According to the text of the ruling, the details of these claims and the precise attribution of each charge to each defendant were not presented separately and transparently.

Mohammadreza Majidi Asl, 34, a mobile phone repair technician, was violently arrested on Friday, January 9, in the Republic Street area of Tehran by forces of the IRGC Intelligence Organization.

According to informed sources, the arrest of this citizen was accompanied by beatings, and after being transferred to detention he was placed under pressure and tortured to extract a confession.

According to an informed source close to the families of these prisoners, Mohammadreza Majidi Asl and Bita Hemmati are a couple living in Tehran, and Amir Hemmati is also a relative of the two. Kourosh and Behrouz Zamani-Nejad also lived in the same residential building and were arrested simultaneously.

The defendants were under pressure during interrogation to make forced confessions against themselves.

Hours before this news was announced, Gholamhossein Mohseni Ejei, the head of the judiciary of Iran’s regime, declared that in handling political cases related to the war and recent developments, this institution will maintain a wartime and jihadist posture until further notice, and that courts will decide on what he called spies, traitorous elements, and the foot soldiers of the invading enemy based on the requirements of wartime conditions.

In Iran’s current legal system, wartime conditions are not explicitly defined in law, and in the field of criminal law there is also no provision under which criminal procedure changes during wartime or grants special and additional powers to the judiciary.

In the law passed in October last year under the title “Intensification of Punishment for Espionage,” Article 6 explicitly states that if the crimes covered by this law occur under wartime conditions, the individual’s punishment is increased by up to three degrees.

Iran’s regime has in recent weeks increased the pace of carrying out death sentences and intensified the repression of citizens by citing special wartime conditions.

Ali Fahim was executed on April 6, Mohammadamin Biglari and Shahin Vahedparast on April 5, Amirhossein Hatami on April 2, 2026, and Saleh Mohammadi, Mehdi Ghasemi, and Saeed Davoudi on March 19.

All of these individuals had been arrested during the nationwide protests in January.

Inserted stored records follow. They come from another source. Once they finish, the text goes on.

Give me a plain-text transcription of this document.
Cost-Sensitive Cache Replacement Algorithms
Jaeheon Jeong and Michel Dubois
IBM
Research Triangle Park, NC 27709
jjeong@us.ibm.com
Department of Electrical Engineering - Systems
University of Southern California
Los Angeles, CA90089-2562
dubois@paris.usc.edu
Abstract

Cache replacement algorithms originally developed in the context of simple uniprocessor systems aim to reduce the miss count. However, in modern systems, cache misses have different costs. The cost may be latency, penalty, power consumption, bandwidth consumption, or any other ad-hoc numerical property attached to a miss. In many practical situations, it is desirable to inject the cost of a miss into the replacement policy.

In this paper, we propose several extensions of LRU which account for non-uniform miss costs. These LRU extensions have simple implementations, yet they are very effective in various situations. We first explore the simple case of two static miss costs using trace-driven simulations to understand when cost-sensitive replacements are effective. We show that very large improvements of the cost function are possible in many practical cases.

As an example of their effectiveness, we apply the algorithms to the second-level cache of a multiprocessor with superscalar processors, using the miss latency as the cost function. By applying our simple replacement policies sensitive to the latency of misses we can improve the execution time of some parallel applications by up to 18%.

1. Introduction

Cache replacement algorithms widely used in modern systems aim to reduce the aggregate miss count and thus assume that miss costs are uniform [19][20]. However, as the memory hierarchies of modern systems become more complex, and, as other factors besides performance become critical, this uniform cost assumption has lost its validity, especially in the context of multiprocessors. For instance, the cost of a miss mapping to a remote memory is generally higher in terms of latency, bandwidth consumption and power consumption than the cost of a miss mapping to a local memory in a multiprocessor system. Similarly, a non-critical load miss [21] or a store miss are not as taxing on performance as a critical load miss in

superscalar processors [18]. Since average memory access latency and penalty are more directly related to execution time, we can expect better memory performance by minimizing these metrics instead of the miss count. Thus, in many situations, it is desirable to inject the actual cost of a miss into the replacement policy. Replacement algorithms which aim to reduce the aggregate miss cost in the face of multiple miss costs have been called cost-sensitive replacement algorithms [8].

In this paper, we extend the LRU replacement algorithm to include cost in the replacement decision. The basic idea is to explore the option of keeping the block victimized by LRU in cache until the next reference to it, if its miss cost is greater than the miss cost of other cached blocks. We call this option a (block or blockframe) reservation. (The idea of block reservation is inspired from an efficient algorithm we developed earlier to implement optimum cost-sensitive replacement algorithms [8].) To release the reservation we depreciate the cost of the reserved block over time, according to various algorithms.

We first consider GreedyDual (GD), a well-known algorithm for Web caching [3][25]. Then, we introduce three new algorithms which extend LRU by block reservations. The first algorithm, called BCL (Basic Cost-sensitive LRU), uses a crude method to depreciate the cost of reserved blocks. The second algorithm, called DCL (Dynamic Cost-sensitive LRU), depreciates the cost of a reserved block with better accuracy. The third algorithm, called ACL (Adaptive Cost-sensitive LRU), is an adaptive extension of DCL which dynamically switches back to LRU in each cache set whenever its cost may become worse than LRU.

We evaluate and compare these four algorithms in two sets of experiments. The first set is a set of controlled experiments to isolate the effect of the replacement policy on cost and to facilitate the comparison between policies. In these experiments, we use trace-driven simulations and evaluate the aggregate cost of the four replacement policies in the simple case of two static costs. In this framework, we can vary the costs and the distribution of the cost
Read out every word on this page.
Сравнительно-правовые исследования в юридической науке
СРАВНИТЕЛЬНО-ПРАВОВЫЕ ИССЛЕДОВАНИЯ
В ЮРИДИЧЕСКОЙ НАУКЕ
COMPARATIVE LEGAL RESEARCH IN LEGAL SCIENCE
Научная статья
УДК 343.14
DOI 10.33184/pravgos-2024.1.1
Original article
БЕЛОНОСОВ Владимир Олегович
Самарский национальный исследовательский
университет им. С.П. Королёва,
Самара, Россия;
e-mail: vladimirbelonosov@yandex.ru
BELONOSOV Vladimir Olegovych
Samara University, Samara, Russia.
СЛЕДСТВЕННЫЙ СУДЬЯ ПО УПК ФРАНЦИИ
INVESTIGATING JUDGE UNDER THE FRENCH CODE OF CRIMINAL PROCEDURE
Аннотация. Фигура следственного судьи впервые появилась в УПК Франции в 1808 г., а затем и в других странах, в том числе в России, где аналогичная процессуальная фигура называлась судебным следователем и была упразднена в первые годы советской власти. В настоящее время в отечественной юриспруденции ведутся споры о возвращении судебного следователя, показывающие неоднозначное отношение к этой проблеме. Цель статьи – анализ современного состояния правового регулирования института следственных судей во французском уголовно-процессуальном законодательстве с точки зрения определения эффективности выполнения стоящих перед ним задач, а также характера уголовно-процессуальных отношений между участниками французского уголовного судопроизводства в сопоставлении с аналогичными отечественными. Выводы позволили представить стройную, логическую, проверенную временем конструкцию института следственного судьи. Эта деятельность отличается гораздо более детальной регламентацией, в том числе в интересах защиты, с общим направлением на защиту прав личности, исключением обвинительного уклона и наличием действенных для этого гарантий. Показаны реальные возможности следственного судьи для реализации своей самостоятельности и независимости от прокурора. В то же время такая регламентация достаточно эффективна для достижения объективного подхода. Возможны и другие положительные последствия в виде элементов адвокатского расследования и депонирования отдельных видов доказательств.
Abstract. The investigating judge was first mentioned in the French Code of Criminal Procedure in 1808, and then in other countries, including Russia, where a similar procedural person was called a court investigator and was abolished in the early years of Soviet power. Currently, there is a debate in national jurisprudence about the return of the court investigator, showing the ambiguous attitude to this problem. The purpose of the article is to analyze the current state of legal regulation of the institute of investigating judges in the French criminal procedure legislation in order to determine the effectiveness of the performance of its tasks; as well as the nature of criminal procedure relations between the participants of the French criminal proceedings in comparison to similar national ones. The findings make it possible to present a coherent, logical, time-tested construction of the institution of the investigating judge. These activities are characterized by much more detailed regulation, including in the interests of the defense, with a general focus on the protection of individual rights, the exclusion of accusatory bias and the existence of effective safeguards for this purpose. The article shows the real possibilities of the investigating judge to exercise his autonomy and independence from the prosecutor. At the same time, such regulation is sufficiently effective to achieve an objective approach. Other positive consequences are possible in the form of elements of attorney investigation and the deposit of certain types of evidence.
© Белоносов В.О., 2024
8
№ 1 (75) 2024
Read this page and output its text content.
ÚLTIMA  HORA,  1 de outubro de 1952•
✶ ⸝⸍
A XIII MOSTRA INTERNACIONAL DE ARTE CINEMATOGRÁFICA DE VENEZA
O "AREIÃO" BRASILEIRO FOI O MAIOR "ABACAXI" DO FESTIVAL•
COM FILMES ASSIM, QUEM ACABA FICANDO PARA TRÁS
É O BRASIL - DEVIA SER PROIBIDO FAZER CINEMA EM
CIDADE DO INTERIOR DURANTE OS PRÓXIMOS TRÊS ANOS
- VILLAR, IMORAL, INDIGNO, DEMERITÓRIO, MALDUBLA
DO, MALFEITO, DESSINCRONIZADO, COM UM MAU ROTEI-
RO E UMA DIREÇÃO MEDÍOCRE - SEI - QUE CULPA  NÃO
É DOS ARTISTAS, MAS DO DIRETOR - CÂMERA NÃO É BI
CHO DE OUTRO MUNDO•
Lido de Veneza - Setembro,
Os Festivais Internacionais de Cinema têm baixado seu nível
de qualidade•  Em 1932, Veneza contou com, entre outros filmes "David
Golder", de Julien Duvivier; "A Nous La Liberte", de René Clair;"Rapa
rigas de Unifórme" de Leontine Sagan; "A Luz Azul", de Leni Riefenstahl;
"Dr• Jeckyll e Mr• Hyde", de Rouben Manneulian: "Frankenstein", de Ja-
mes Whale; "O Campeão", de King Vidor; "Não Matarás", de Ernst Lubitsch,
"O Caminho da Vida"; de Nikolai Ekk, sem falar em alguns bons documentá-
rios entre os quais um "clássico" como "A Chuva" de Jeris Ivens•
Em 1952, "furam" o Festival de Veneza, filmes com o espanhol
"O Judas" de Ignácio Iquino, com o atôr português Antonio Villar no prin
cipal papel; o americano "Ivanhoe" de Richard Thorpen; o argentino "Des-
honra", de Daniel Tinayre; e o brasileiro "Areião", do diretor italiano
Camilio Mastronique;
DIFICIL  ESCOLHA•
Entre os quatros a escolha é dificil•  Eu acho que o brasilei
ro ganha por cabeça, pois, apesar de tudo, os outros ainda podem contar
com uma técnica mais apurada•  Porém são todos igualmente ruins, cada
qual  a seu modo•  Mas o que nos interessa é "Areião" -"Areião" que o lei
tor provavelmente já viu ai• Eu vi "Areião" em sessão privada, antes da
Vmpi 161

Iran’s regime had previously also executed Abolhassan Montazer and Vahid Bani-Amerian on April 4, 2026, Pouya Ghabadi Bistouni and Babak Alipour on March 31, and Akbar Daneshvarkar and Mohammad Taghavi Sangdehi on March 30, on charges of membership in the People’s Mojahedin Organization of Iran (PMOI/MEK) and armed rebellion.

On March 18, 2025, the death sentence of Kourosh Keyvani, an Iranian-Swedish dual national citizen, was also carried out on charges of “espionage” for Israel.